If this agent has proved something in the past and stored the result, how can the agent now take this as a demonstration that the result is true, since all it knows is that it proved it in the past, and it does not trust its own reasoning system (much less its past self's stronger reasoning system)? To deal with this, whenever the agent (on time-step n) stores a note to its future self in memory, it could tag the note with an ordinal β≤αn such that it verified the note's accuracy using T+β. Then on step m>n, if β<αm, the agent can read the note from its past self and conclude that the note's contents are accurate without proving them again from scratch, because it knows that its past self must have already checked this in T+β, which the agent trusts. If the contents of the note do not involve reasoning about agents, then by the assumption I made about T, the agent should be able to tag them with 0, and these will be legible to its future self until the last step. If n>m>k, then the agent at step n must tag the fact that it trusts Tm with some ordinal β>αm, and thus it cannot make this fact legible to itself at step m. However, if the agent at step n tries to reason about itself at step k, it should be able to do so in T+(αk+1), so it should be able to share its conclusions with itself at step m under the very weak assumption that αm≥αk+2.

Example application #2: The Agent Simulates Predictor problem (from the Predictor's perspective). This is Newcomb's problem, in which the Predictor knows that the Agent's reasoning system is sound, and the Agent has more computing power than the Predictor does. We want to find a way to replicate the standard solution to Newcomb's problem, in which the Predictor simulates the Agent to find out what the Agent does, and the Agent recognizes that the Predictor will predict it correctly. The fact that the Agent has more computing power than the Predictor does is not a serious obstacle to this, since the Agent does not have to use all of the computing power available to it. If the Agent is able to reason probabilistically, it might assign high probability to the Predictor's reasoning being sound, and one-box on that basis. However, there is still the case in which the Predictor's reasoning is sound, but the Agent does not believe this with sufficiently high probability. In this case, the problem becomes a somewhat unfair one for the Agent; it is being asked to get good results in a situation in which its beliefs are false.

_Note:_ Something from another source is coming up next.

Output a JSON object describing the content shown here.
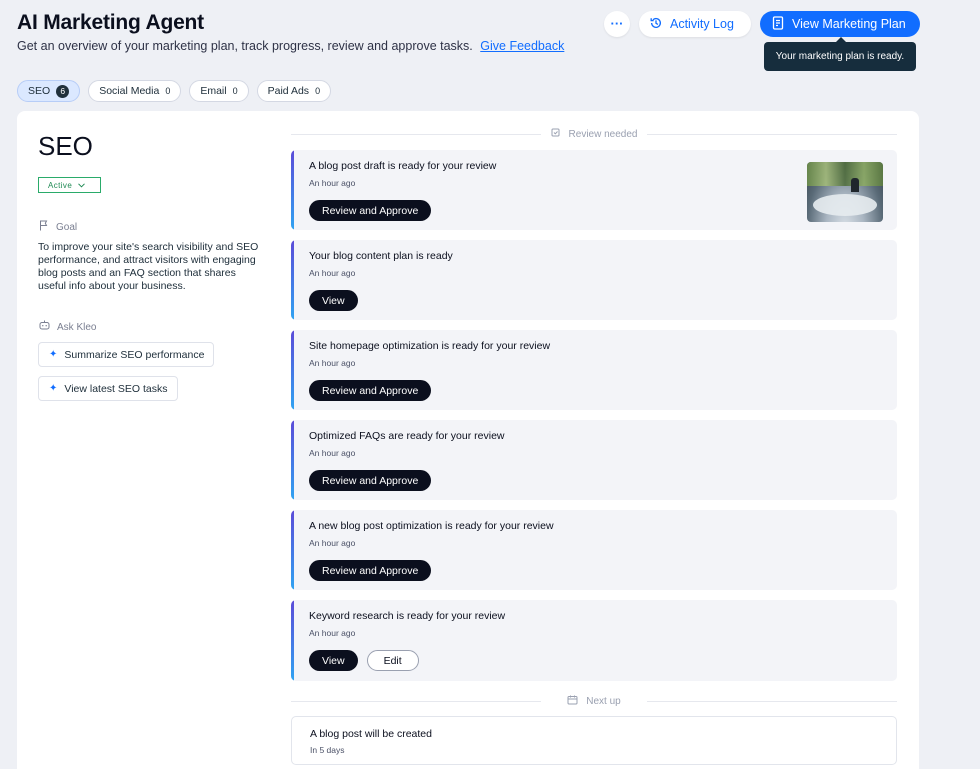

The Predictor's motivations (if it has any) are usually left unspecified, but let's assume here that the Predictor wants the Agent to one-box, and is attempting to incentivize the Agent to do so. In this case, the Predictor could commit to using a weaker reasoning system that the Agent knows is sound, and then simulate the Agent, and predict that the Agent will act as it did in the simulation. Running a program and predicting that the program will output the same thing next time it is run does not require any particularly heavy feats of logic, so commiting itself to using a weak reasoning system while it does this shouldn't be a problem. The Agent can then simulate the Predictor up to the point that it restricts itself to a reasoning system that the Agent trusts, at which point the Agent can conclude that the Predictor will predict correctly, and one-box.